Originally introduced in [4], the de Bruijn notation makes terms equivalent up to \(\alpha \)-conversion and facilitates their normalization [13]. As indices replace variable names by their stack-order relative positioning to their binders, they are already more compact than standard lambda terms. However as iteration of their lambda binders can be seen as a form of unary Peano arithmetic, it made sense to further compress them by counting the binders more efficiently. This mechanism, is first described in [24] where in combination with the generalized Cantor bijection between \(\mathbb {N}^{k} \rightarrow \mathbb {N}\) it is used to provide a bijective Gödel numbering scheme. However, as the \(\mathbb {N}\rightarrow \mathbb {N}^{{k}}\) side of this bijection is only computable using a binary search algorithm, it is limited to relatively small terms, by contrast to the one described in this paper that works in time proportional to the size of both the terms and their tree-based number encodings.

In [23] a binary tree-arithmetic encoding is introduced, that can be seen as an instance of the generic Catalan-object arithmetic used in this paper. However, as it describes computations in terms of ordinary arithmetic, it is size-proportionate only under the assumption that variables fit in word-represented integers.

Combinatorics of lambda terms, including enumeration, random generation and asymptotic behavior has seen an increased interest recently (see for instance [3, 6, 7, 10, 11]), partly motivated by applications to software testing [8, 17] given the widespread use of lambda terms as an intermediate language in compilers for functional languages and proof assistants.

Ranking and unranking of lambda terms can be seen as a building block for bijective serialization of practical data types [15, 26] as well as for Gödel numbering schemes of theoretical relevance. In fact, ranking functions for sequences can be traced back to Gödel numberings [9, 12] associated to formulas.

8 Conclusions and Future Work

We have provided a fresh look at several aspects of the representation and encoding of lambda terms with focus on their de Bruijn form and a compressed variant of it. Our computations have used a type class defining generic arithmetic operations on members of the Catalan family of combinatorial objects, described in detail in [25]. They have served to implement bijections between representations of terms and conversion to/from HOAS-like form used for normalization of lambda terms. Some interesting synergies have been triggered by this combination of apparently heterogeneous techniques:

  • we have provided a simple size-proportionate bijective encoding of compressed De Bruijn terms to our tree-based “natural numbers”

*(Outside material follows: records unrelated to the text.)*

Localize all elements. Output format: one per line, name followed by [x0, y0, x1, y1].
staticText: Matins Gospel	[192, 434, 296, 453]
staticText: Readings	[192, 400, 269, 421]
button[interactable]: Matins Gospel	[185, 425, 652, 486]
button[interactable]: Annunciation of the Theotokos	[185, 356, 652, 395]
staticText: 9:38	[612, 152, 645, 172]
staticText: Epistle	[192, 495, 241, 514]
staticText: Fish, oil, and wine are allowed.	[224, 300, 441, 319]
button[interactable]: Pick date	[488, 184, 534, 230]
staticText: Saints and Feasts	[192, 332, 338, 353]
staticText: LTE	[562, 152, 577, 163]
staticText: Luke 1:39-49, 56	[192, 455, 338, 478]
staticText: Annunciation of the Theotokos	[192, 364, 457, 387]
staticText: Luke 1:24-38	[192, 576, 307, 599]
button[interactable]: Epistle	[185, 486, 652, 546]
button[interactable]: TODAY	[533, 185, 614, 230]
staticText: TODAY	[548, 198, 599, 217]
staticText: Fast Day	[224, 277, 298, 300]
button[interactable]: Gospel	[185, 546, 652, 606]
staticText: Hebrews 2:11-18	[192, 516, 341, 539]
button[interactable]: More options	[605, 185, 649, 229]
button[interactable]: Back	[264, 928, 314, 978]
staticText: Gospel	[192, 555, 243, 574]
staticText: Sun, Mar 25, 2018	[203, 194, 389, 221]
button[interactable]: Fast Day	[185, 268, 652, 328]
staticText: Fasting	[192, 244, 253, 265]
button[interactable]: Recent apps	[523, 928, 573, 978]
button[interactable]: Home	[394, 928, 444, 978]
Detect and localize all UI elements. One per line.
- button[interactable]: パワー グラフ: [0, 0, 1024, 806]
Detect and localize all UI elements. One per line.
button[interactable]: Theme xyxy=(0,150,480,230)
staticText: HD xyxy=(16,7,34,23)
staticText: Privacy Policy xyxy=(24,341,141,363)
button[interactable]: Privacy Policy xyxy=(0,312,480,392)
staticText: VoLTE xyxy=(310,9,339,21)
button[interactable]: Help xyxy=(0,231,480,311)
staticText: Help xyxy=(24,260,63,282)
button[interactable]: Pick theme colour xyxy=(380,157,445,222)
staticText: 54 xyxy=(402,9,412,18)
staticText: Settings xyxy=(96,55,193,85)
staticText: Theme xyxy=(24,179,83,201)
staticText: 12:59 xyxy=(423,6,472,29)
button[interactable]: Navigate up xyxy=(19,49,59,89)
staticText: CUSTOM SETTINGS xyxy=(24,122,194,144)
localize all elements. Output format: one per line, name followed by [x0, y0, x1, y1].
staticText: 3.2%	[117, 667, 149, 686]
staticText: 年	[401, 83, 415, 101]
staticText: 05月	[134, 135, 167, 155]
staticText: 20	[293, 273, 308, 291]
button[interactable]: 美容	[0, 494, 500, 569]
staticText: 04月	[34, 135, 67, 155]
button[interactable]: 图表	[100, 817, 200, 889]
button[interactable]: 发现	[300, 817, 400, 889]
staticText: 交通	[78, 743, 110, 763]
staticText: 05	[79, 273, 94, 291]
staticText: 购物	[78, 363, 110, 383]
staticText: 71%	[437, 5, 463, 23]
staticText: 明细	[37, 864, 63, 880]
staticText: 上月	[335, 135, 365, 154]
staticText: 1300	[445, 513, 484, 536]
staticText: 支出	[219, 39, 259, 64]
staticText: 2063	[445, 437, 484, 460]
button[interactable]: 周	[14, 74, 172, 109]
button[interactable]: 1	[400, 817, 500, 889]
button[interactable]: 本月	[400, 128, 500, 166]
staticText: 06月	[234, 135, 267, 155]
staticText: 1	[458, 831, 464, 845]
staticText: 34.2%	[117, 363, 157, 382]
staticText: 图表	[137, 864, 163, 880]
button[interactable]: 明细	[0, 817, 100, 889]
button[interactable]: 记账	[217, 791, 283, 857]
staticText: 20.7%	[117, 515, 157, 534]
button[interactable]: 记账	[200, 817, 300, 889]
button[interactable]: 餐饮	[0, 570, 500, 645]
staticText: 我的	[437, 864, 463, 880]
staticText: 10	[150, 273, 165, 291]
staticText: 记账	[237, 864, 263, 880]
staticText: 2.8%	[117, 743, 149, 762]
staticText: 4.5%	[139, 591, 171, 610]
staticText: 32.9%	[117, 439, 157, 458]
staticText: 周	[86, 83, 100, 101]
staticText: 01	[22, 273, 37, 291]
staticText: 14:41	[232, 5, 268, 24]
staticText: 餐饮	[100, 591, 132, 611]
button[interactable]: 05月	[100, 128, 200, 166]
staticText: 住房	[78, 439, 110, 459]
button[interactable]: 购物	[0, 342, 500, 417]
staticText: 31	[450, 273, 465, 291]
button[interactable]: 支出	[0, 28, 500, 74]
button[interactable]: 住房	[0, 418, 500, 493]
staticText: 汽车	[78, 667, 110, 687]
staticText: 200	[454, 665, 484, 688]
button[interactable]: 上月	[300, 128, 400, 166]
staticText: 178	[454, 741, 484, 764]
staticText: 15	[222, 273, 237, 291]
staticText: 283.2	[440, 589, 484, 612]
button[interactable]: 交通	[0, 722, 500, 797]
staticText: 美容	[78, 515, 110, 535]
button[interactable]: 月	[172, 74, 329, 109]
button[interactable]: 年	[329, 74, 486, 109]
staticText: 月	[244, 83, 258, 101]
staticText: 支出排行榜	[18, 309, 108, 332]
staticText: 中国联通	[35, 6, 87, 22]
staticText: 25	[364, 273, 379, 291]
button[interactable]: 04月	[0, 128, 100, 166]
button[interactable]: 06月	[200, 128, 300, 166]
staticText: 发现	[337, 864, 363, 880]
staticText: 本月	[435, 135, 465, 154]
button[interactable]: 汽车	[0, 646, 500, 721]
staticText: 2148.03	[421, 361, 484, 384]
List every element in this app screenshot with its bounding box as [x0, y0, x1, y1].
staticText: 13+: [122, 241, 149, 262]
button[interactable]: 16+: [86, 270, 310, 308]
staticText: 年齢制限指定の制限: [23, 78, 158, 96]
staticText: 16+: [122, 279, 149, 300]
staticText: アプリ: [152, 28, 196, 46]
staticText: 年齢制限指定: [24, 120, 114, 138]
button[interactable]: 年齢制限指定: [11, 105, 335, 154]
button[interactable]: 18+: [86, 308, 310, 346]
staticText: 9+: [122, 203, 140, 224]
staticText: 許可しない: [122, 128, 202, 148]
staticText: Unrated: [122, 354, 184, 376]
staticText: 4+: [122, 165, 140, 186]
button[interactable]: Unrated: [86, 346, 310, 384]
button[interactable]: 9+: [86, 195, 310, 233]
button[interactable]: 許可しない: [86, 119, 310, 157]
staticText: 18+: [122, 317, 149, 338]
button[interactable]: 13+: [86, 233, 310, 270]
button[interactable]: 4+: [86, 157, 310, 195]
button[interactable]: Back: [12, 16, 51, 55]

  • the same “natural numbers” (actually operated on through a binary tree perspective on Catalan objects), have served to do routine arithmetic operations, with average complexity comparable to the usual binary numbers

  • the use of tree-based numbers, a target for ranking/unranking of lambda terms and a uniform random generation algorithm for binary trees, have enabled generation of (possibly very large) random open lambda terms

Note also that our size-proportional encodings as arithmetic-endowed Catalan objects can be easily adapted to other tree representations widely used in computer science and computational sciences, like expression trees, recursive data types, directory structures, parse trees for programming and natural languages, phylogenetic trees, etc.

We have not approached yet some of the remaining hard problems related to uniform random generation of more “realistic” lambda terms appearing in compilers and proof assistants e.g. well-typed and closed terms, for which no linear-time algorithms are known. The techniques, involving binary search, based on ordinary binary numbers for either term algebras in [21] or closed lambda terms in [11] will require more work to adapt to possibly linear algorithms based on our size-proportionate encodings in a tree-based numbering system. Also, an empirical study of the shapes and distribution of frequent lambda term patterns appearing in written and generated code is likely to be useful to fine-tune ranking/unranking algorithms better suited for random generation of such terms.